Kepala Dinas Ketenagakerjaan Kota Makassar, Nielma Palamba, mengonfirmasi bahwa dirinya telah menghadiri rapat pleno penetapan UMP di tingkat provinsi dan memastikan bahwa keputusan kenaikan ini sesuai dengan regulasi yang berlaku.
“Jadi kemarin saya datang menjemput langsung SK gubernur, dan saya ikuti rapat pleno penetapan UMP. Intinya, di tingkat provinsi itu sudah sesuai dengan regulasi masalah (kenaikan) 6,5 persen,” ujar Nielma pada Kamis (12/12/2024).
Dengan kenaikan ini, UMK Kota Makassar diperkirakan akan naik dari Rp3,6 juta menjadi sekitar Rp3,8 juta, berdasarkan tambahan 6,5 persen yang mengacu pada penetapan UMP Sulsel.

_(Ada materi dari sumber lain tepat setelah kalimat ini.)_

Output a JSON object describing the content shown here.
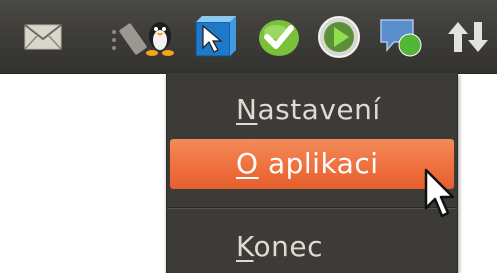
{
  "panel": {
    "icons": [
      {
        "name": "mail-icon"
      },
      {
        "name": "penguin-icon"
      },
      {
        "name": "cursor-app-icon"
      },
      {
        "name": "check-icon"
      },
      {
        "name": "play-icon"
      },
      {
        "name": "chat-icon"
      },
      {
        "name": "network-arrows-icon"
      }
    ]
  },
  "menu": {
    "items": [
      {
        "mnemonic": "N",
        "rest": "astavení"
      },
      {
        "mnemonic": "O",
        "rest": " aplikaci"
      },
      {
        "mnemonic": "K",
        "rest": "onec"
      }
    ],
    "active_index": 1
  },
  "colors": {
    "panel": "#3c3b37",
    "menu_bg": "#3c3b37",
    "highlight": "#ee6f3c",
    "menu_text": "#dfdbd2"
  }
}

Nielma juga menjelaskan bahwa sektor-sektor seperti mineral, tenaga listrik, tenaga uap, serta makanan dan minuman, yang termasuk dalam kategori Upah Minimum Sektoral (UMS), akan mendapat perhatian khusus.
“Di provinsi juga ada namanya UMS (Upah Minimum Sektoral), kategori sektoralnya ada mineral, kemudian tenaga listrik, tenaga uap dan seterusnya, dan sektor makan minum,” tambah Nielma.
Penetapan resmi UMK Makassar baru akan dilakukan dalam rapat bersama Dewan Pengupahan Kota, yang melibatkan berbagai pihak seperti praktisi, APINDO, dan serikat buruh.
“Karena besok baru kami tetapkan, jadi besok baru saya sampaikan,” jelas Nielma.
Meski optimis, Nielma mengantisipasi adanya masukan dan saran dari berbagai pihak dalam rapat tersebut, terutama terkait keberatan dari kalangan pengusaha.
“Ya besok kita lihat bagaimana dinamikanya, nanti besok, karena namanya juga rapat pasti ada masukan dan saran seperti itu,” ungkapnya.
Kenaikan UMK ini diharapkan dapat membantu meningkatkan kesejahteraan pekerja, meskipun tantangan dalam implementasinya, seperti keberatan dari pengusaha, tetap menjadi perhatian.
Pemerintah optimis bahwa kenaikan ini akan diterima secara baik oleh semua pihak, dengan tetap mendengarkan berbagai masukan demi kesepakatan yang adil.